For hosting, I landed on Hetzner. The UI isn’t exactly state of the art, but it does everything I need. I provisioned a few servers with Proxmox, set up VLANs, and had a cluster running quickly. One thing to note: installing Proxmox requires Hetzner’s KVM console service, which you need to manually request from support.
One constraint worth knowing: by default, IPs are allocated per host. To have IPs span nodes for ingress, you need to allocate them to a VLAN. Getting an IPv6 block assigned was straightforward. Those addresses are added as AAAA records in Cloudflare, which handles IPv6-to-IPv4 translation for anything that needs it.
Hiccups Along the Way
Getting everything up and running went smoothly after working through a couple of Hetzner-specific quirks. The firewall doesn’t differentiate between regular and VLAN traffic, which tripped me up initially.
Once that was sorted, I started seeing random connection errors in the logs. After some head-scratching, the culprit turned out to be MTU. Hetzner uses an MTU of 1400 (versus the standard 1500). I’d configured this on the Proxmox host but forgot to apply the same setting to Docker. Once identified, it was a straightforward fix.
Since the hosts are IPv6-only, I also had to configure IPv4 on a VLAN so nodes could reach IPv4 targets. Minor, but worth noting.
Zero Trust on the LAN
The last piece was internal TLS. Sending credentials in plaintext is bad practice even on a LAN, and I wanted to get this right. I looked at using Tailscale for certificates but it felt like unnecessary complexity. Instead I went with SmallStep – their step-ca server and step agent make certificate management surprisingly painless. You define your CA, enroll your hosts, and certificates are automatically issued and renewed. I was genuinely impressed by how little friction there was.
Securing Postgres and Redis with TLS via a private CA worked well. The trickiest part was getting the clients (Django and Dramatiq) to actually use the TLS connection. Django’s DATABASES setting accepts sslmode and sslrootcert options, which worked as expected. Dramatiq was a different story: you need to pass the Redis connection as a URL with TLS parameters (e.g. rediss://...?ssl_ca_certs=/path/to/ca.crt), because passing the CA settings as keyword arguments gets silently ignored. And don’t forget: your application container needs access to the root CA certificate too – either copy it into the image or volume mount it in. That’s the kind of bug that passes every test but fails in production. You can see the fix in sbomify/sbomify#856 and the subsequent cleanup in sbomify/sbomify#857.
What’s Next
The current setup still uses Docker Compose for the workers. The next step is to migrate those to Talos Linux – a minimal, immutable OS purpose-built for Kubernetes – provisioned with OpenTofu. That would give us a fully declarative, API-driven infrastructure layer while keeping everything on our own hardware.
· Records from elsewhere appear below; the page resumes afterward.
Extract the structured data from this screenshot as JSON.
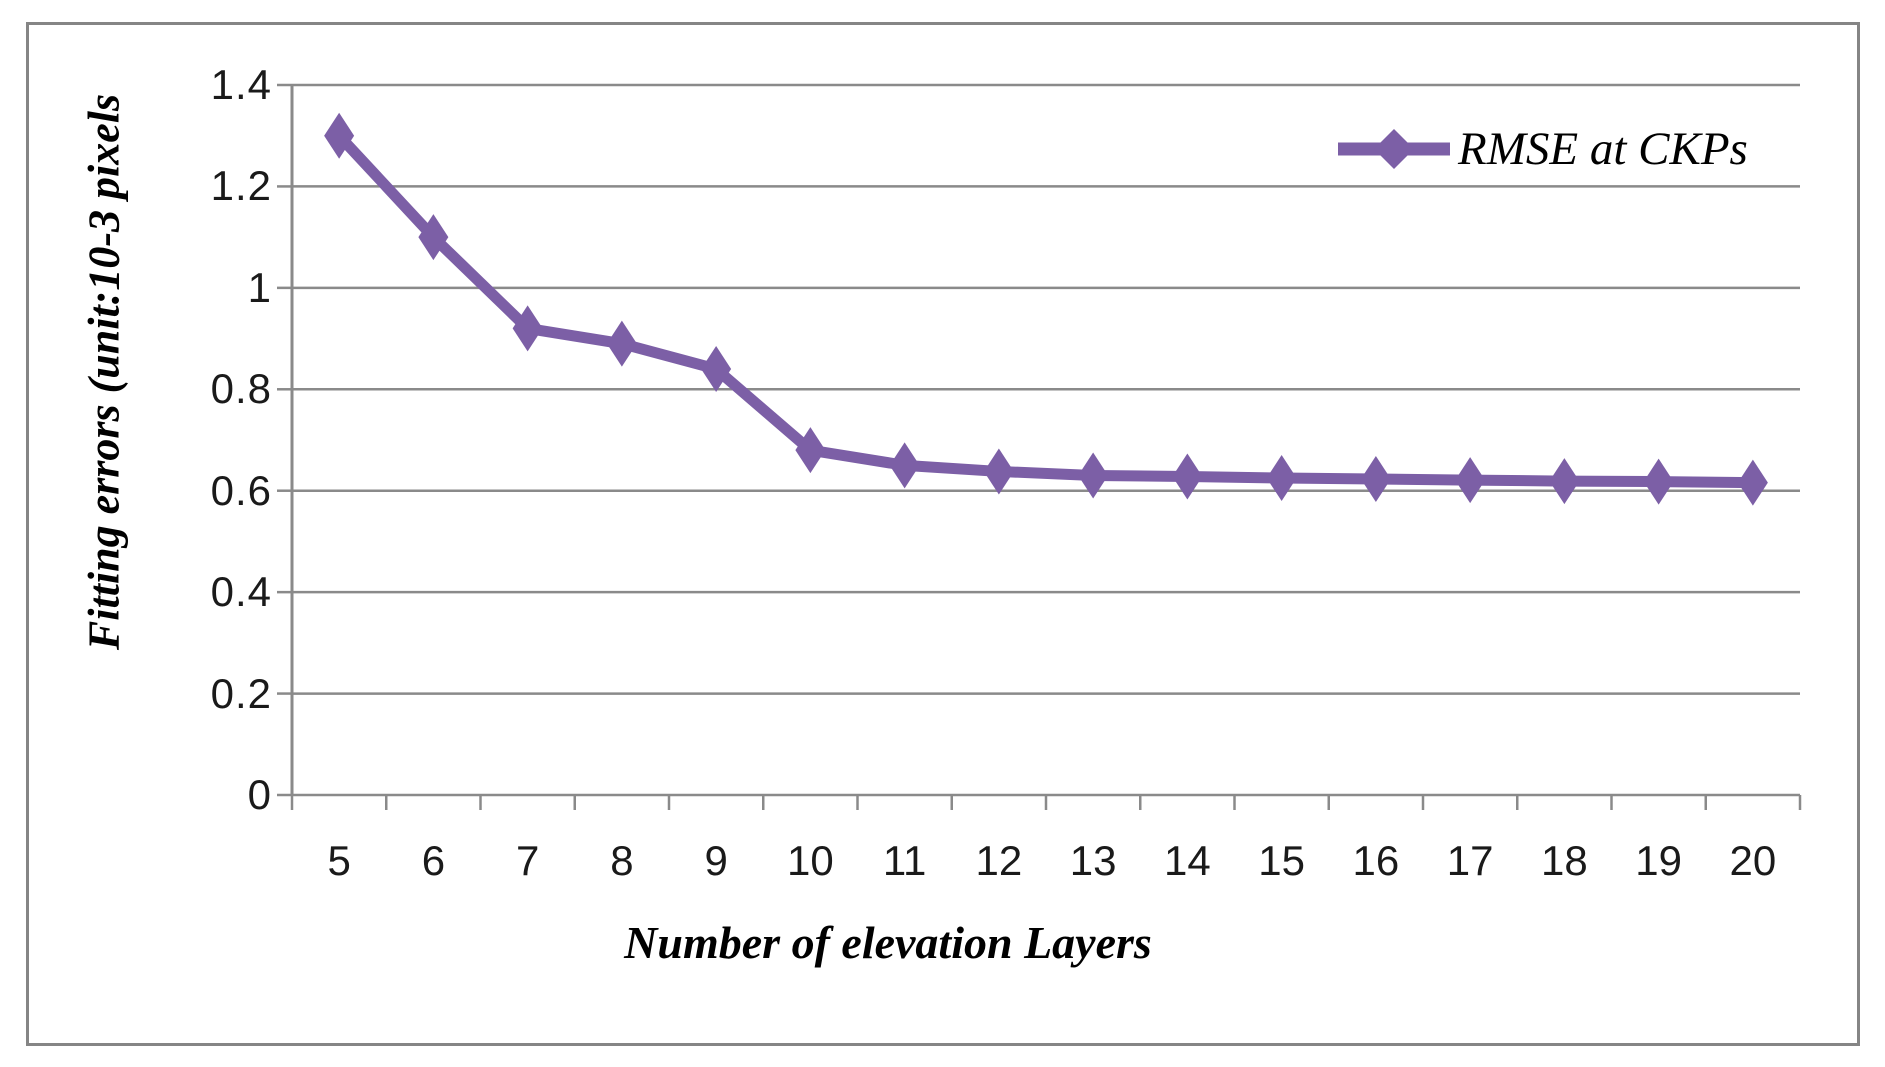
{
  "figure": {
    "background": "#ffffff",
    "border_color": "#858585"
  },
  "chart_data": {
    "type": "line",
    "title": "",
    "xlabel": "Number of elevation Layers",
    "ylabel": "Fitting errors (unit:10-3 pixels",
    "categories": [
      "5",
      "6",
      "7",
      "8",
      "9",
      "10",
      "11",
      "12",
      "13",
      "14",
      "15",
      "16",
      "17",
      "18",
      "19",
      "20"
    ],
    "series": [
      {
        "name": "RMSE at CKPs",
        "color": "#7C5FA6",
        "marker": "diamond",
        "values": [
          1.3,
          1.1,
          0.92,
          0.89,
          0.84,
          0.68,
          0.65,
          0.638,
          0.63,
          0.628,
          0.625,
          0.623,
          0.621,
          0.619,
          0.618,
          0.616
        ]
      }
    ],
    "ylim": [
      0,
      1.4
    ],
    "y_ticks": [
      "0",
      "0.2",
      "0.4",
      "0.6",
      "0.8",
      "1",
      "1.2",
      "1.4"
    ],
    "grid": "horizontal",
    "legend_position": "top-right",
    "axis_color": "#8a8a8a",
    "tick_label_color": "#1a1a1a"
  }
}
I’m also looking at adding OpenBao for secret management, replacing the current approach of manually distributing secrets.
You get a lot of this stuff for “free” with the major cloud vendors – managed databases, built-in TLS, secret management, load balancing. But it isn’t really free. It’s more like capex vs opex: you trade upfront setup effort for an ongoing premium that only grows as you scale. Yes, there’s a management cost to maintaining your own clusters. But the tooling has gotten dramatically better in recent years, while the price delta between cloud and bare metal has only increased. Not to mention free egress – no surprise bills for the crime of serving traffic. At some point, the math stops making sense – or the VC money runs dry.